Inner Bargain With Mercy
Genesis 18:27-29 - A Neville Goddard interpretation
Read Genesis 18 in context
Scripture Focus
Biblical Context
Abraham speaks to the LORD, admitting he is dust and ashes while asking whether the city can be spared for a handful of righteous. God’s response reduces the threshold, illustrating that mercy follows the inner state of consciousness rather than fixed numbers.
Neville's Inner Vision
Abraham in Genesis 18:27-29 is not a dispute with a distant judge; he embodies a state of consciousness, the I AM speaking as dust and ashes yet alive with a vision of righteousness. The city’s fate is the outward weather of the mind’s inner weather. When he asks, “Peradventure there shall lack five of the fifty righteous,” he is testing the boundary of his own inner inventory—how much of the divine nature he truly believes is present in the affair.

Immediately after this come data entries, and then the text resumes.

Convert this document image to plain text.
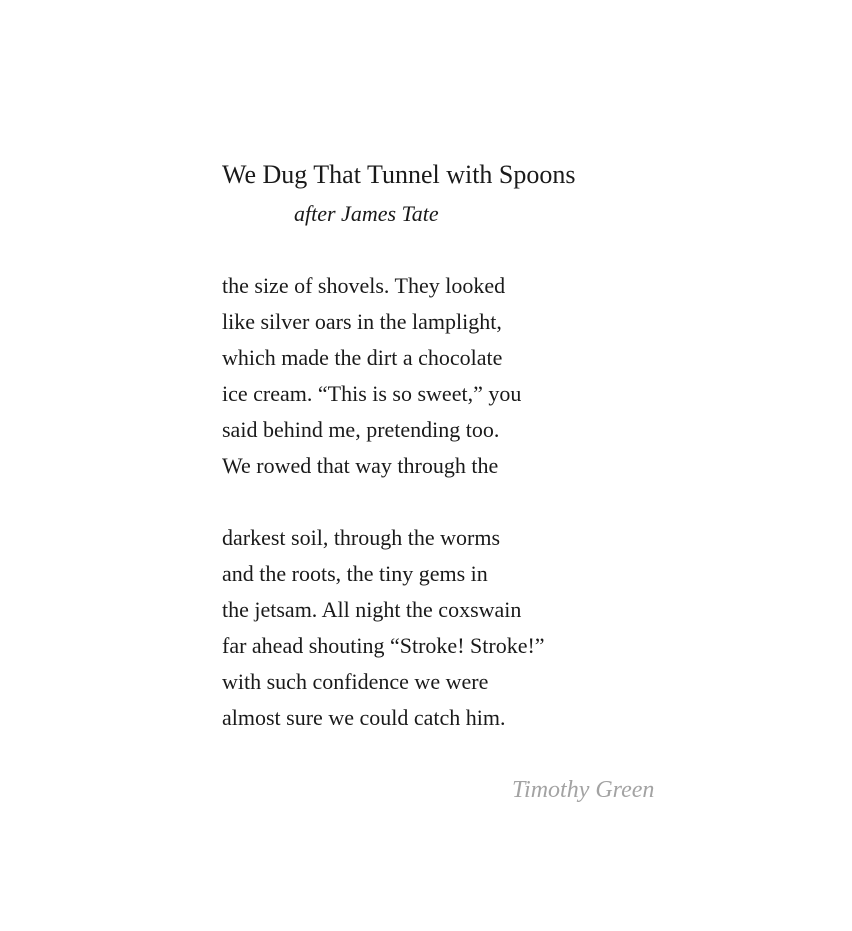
We Dug That Tunnel with Spoons
after James Tate
the size of shovels. They looked
like silver oars in the lamplight,
which made the dirt a chocolate
ice cream. “This is so sweet,” you
said behind me, pretending too.
We rowed that way through the
darkest soil, through the worms
and the roots, the tiny gems in
the jetsam. All night the coxswain
far ahead shouting “Stroke! Stroke!”
with such confidence we were
almost sure we could catch him.
Timothy Green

God’s replies, “If I find there forty and five, I will not destroy it,” reveal that the outer world answers to the posture of the mind; not a fixed decree, but a reflection of inner loyalty to the covenant I AM. The repeated reduction from fifty to forty shows that mercy isn’t a concession from without but a revelation of the consciousness that holds the image of righteousness. This is the practical meaning: mercy is already contained within the I AM; to alter the world, you revise your inner assumption until it feels true, and the city—your environment—will follow. Remember: the bargain is with your inner self, and the effect is the peace you name as reality.
Practice This Now
Imaginative Act: Sit quietly and assume you are the I AM, the dust-and-ashes self who nonetheless commands outcomes. Revise a present challenge by declaring and feeling, 'There are enough righteous acts within this situation to preserve harmony,' and let the feeling of that truth settle into your body.